Colesterolo e trigliceridi: una revisione sistematica su Nutrition Reviews (Cioffi et al., 2018) segnala una riduzione dei livelli di trigliceridi e LDL, con un potenziale aumento dell’HDL.
Infiammazione cronica: ricerche su animali e umani (Longo & Mattson, Cell Metabolism, 2014) evidenziano un calo di marker infiammatori come la proteina C-reattiva, associata a rischio cardiovascolare.
Meccanismi biologici
Gli scienziati ipotizzano diversi meccanismi alla base di questi benefici:
Riduzione dei livelli di insulina, con maggiore mobilizzazione dei grassi.
Attivazione dell’autofagia, processo di “riciclo” cellulare che protegge dal danno ossidativo.
Reset dei ritmi circadiani, che favorisce un migliore equilibrio ormonale e metabolico.
Limiti e rischi
Non mancano tuttavia criticità.
Alcuni studi segnalano difficoltà di adesione a lungo termine e possibili effetti collaterali (cefalea, irritabilità, disturbi del sonno).
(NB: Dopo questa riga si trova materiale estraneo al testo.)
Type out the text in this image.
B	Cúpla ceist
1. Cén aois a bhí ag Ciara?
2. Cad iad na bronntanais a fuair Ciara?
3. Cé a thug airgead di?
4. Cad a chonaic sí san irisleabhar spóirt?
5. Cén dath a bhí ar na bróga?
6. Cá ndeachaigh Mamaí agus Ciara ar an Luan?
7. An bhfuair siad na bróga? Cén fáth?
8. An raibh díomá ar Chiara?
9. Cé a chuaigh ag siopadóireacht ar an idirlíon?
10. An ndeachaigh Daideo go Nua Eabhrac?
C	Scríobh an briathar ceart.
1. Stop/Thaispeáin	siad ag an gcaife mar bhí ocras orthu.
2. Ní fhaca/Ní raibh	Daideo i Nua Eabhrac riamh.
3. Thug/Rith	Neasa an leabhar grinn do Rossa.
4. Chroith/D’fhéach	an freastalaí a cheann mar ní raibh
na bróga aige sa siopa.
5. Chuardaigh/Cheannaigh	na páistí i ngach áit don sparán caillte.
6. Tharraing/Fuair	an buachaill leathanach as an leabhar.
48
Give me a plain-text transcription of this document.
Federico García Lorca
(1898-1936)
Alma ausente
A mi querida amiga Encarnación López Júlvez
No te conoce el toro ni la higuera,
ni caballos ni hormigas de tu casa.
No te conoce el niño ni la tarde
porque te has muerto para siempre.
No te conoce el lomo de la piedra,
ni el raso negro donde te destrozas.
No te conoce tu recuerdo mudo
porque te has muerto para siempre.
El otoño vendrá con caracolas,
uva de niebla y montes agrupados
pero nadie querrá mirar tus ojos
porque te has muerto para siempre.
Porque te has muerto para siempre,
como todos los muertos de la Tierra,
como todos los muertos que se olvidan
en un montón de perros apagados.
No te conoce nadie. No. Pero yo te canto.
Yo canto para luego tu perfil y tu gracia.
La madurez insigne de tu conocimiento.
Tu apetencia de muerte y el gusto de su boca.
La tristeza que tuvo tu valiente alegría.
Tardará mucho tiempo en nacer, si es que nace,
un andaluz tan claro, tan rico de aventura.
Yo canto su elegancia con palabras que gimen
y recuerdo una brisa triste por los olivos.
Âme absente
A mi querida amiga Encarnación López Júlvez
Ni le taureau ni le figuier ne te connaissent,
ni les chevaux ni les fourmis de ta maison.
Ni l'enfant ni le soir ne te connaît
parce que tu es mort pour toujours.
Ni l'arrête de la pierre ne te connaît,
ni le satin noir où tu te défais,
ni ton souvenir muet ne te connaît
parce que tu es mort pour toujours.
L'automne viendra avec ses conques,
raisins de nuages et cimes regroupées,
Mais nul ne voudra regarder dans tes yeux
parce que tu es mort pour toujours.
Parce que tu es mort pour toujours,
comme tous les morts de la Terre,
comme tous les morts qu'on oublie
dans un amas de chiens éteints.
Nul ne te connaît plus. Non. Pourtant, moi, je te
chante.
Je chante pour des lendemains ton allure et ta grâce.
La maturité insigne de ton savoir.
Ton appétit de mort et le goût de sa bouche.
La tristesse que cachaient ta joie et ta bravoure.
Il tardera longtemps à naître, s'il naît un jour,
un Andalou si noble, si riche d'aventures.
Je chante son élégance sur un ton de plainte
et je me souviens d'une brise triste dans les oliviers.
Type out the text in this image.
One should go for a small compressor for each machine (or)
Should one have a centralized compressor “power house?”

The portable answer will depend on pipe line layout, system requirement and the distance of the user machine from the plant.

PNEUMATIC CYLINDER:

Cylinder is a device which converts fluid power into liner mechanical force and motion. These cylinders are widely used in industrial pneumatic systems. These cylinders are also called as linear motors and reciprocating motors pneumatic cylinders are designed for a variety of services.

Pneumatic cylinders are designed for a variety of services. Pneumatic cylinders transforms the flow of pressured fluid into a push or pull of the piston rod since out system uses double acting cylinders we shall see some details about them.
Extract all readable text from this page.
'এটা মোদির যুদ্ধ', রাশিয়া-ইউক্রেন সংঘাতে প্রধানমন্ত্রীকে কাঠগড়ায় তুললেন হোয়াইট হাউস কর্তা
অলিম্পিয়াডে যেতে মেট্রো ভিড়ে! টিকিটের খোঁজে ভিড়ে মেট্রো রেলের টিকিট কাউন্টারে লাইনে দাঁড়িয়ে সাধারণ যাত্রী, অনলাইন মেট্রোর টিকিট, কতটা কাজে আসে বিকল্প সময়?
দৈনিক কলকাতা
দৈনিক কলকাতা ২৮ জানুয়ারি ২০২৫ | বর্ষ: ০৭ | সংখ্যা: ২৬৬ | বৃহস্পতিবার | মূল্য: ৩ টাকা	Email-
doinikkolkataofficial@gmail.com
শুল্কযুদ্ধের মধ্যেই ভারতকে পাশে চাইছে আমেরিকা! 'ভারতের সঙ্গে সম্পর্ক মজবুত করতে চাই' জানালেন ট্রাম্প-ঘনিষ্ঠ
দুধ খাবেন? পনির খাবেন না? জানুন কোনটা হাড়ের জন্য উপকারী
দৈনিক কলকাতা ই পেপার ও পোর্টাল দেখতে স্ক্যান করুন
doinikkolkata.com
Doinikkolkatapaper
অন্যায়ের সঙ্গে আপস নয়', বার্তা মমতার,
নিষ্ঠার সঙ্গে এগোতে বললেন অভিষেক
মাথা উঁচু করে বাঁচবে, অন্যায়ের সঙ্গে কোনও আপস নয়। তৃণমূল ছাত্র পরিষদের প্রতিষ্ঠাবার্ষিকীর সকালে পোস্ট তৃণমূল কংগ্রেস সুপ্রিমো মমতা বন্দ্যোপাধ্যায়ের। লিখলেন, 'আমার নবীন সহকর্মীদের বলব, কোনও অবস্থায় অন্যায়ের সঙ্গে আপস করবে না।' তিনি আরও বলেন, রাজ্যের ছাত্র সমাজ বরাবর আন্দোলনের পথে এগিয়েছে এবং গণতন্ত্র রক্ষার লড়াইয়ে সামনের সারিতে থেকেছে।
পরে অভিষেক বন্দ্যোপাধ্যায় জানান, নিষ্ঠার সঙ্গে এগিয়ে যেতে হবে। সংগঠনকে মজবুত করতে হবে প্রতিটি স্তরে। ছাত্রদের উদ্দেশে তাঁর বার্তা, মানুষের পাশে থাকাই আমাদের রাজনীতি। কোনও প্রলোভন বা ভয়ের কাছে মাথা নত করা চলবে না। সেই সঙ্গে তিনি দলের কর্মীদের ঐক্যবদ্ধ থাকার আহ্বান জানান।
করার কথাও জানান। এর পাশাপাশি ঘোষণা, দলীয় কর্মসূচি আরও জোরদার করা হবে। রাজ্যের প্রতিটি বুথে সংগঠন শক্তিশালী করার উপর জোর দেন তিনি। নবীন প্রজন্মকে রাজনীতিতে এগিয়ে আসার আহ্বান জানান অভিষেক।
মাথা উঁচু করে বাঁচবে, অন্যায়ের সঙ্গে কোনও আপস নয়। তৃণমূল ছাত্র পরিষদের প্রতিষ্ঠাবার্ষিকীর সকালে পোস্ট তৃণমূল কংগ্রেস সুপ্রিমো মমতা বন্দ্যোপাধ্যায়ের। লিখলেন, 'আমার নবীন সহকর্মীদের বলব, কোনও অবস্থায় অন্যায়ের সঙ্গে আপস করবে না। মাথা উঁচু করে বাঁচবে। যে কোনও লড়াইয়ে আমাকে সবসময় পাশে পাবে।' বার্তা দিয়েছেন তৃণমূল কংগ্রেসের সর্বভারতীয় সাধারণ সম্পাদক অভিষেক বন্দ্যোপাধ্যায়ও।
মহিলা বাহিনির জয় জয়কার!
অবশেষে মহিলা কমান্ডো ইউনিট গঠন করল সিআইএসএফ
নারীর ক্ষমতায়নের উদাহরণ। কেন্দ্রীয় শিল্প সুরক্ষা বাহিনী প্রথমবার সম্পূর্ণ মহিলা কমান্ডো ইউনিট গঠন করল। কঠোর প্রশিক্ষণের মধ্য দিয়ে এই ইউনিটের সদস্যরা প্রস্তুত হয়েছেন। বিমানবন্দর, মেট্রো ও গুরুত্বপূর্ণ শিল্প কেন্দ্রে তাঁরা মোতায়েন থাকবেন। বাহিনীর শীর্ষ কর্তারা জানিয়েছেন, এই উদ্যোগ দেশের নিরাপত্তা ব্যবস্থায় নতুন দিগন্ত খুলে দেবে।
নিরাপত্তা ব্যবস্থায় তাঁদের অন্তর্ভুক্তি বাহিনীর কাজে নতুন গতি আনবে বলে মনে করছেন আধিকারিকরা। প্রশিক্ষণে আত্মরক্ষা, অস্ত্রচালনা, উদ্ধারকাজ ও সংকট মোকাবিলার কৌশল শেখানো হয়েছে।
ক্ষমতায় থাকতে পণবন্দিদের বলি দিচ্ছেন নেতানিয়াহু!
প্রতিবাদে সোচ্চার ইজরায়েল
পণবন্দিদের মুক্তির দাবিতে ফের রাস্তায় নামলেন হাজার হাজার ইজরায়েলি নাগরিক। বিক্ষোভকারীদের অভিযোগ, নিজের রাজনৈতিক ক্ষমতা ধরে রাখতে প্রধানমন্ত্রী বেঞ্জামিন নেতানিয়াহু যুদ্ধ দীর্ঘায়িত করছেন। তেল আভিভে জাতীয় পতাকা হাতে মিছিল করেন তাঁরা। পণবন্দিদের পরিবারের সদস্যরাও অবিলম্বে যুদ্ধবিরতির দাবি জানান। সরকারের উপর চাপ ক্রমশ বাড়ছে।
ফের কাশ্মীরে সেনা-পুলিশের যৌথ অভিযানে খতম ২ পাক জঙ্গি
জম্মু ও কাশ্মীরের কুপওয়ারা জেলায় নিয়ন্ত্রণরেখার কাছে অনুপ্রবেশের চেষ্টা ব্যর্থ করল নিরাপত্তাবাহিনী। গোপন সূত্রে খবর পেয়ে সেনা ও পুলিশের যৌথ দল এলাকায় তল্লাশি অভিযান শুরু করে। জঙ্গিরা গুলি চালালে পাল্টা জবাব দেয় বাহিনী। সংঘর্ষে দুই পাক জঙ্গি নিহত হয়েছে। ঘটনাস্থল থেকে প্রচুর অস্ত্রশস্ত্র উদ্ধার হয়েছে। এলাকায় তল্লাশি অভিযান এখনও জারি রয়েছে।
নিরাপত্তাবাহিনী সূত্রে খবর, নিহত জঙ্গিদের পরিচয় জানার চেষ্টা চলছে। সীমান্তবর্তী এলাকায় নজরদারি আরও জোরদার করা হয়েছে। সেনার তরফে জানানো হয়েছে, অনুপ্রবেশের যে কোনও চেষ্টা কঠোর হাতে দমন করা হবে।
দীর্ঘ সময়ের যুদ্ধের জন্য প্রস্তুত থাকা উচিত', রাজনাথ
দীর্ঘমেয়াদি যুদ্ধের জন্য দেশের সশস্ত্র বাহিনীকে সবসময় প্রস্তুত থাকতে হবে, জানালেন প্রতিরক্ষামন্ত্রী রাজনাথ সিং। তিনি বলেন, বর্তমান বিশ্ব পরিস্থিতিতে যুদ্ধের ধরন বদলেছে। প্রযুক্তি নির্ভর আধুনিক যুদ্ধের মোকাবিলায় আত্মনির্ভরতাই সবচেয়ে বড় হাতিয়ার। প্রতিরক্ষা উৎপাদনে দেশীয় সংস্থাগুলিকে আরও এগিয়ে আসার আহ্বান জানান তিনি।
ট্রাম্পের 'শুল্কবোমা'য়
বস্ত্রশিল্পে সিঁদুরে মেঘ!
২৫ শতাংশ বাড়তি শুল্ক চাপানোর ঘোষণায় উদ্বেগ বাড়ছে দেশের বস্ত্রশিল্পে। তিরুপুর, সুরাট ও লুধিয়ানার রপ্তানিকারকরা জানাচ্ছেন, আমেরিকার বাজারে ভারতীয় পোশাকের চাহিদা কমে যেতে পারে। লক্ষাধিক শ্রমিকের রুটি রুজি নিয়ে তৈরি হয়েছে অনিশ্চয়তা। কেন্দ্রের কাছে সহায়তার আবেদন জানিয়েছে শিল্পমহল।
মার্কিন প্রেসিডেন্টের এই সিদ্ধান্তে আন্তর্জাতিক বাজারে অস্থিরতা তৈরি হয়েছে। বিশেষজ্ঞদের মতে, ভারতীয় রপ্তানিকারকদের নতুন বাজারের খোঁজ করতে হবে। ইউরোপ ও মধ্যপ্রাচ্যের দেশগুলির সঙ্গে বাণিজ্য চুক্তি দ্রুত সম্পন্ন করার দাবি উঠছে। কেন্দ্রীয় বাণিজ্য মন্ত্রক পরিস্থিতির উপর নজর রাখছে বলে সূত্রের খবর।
Inoltre, la pratica non è raccomandata a donne in gravidanza, persone con disturbi alimentari, pazienti diabetici in terapia insulinica o soggetti con patologie croniche non monitorate.
Gli esperti ricordano che il digiuno intermittente non sostituisce una dieta equilibrata né l’attività fisica, ma può rappresentare un supporto strategico in contesti controllati.
La posizione della comunità scientifica
La comunità medica concorda nel ritenere il digiuno intermittente una strategia promettente ma ancora in fase di valutazione.
Una revisione su The New England Journal of Medicine (de Cabo & Mattson, 2019) conclude che il digiuno intermittente ha potenziali benefici su obesità, diabete di tipo 2, malattie cardiovascolari e perfino invecchiamento cellulare, ma sottolinea la necessità di studi di lungo periodo per valutarne sicurezza ed efficacia clinica.
Il digiuno intermittente non è una soluzione miracolosa né una moda passeggera: le evidenze cliniche mostrano che può contribuire alla perdita di peso e migliorare diversi parametri cardiometabolici, come glicemia, pressione arteriosa e profilo lipidico. Tuttavia, non appare superiore alle diete ipocaloriche tradizionali e resta ancora da chiarire il suo impatto a lungo termine sulla prevenzione di diabete e malattie cardiovascolari.
La sfida, dunque, non è solo dimostrare l’efficacia del digiuno, ma renderlo sostenibile e sicuro per chi decide di adottarlo.
In attesa di ulteriori studi pluriennali, la strada migliore resta quella di un approccio personalizzato, guidato da medici e nutrizionisti, che integri il digiuno intermittente in uno stile di vita equilibrato fatto di alimentazione sana, attività fisica e prevenzione.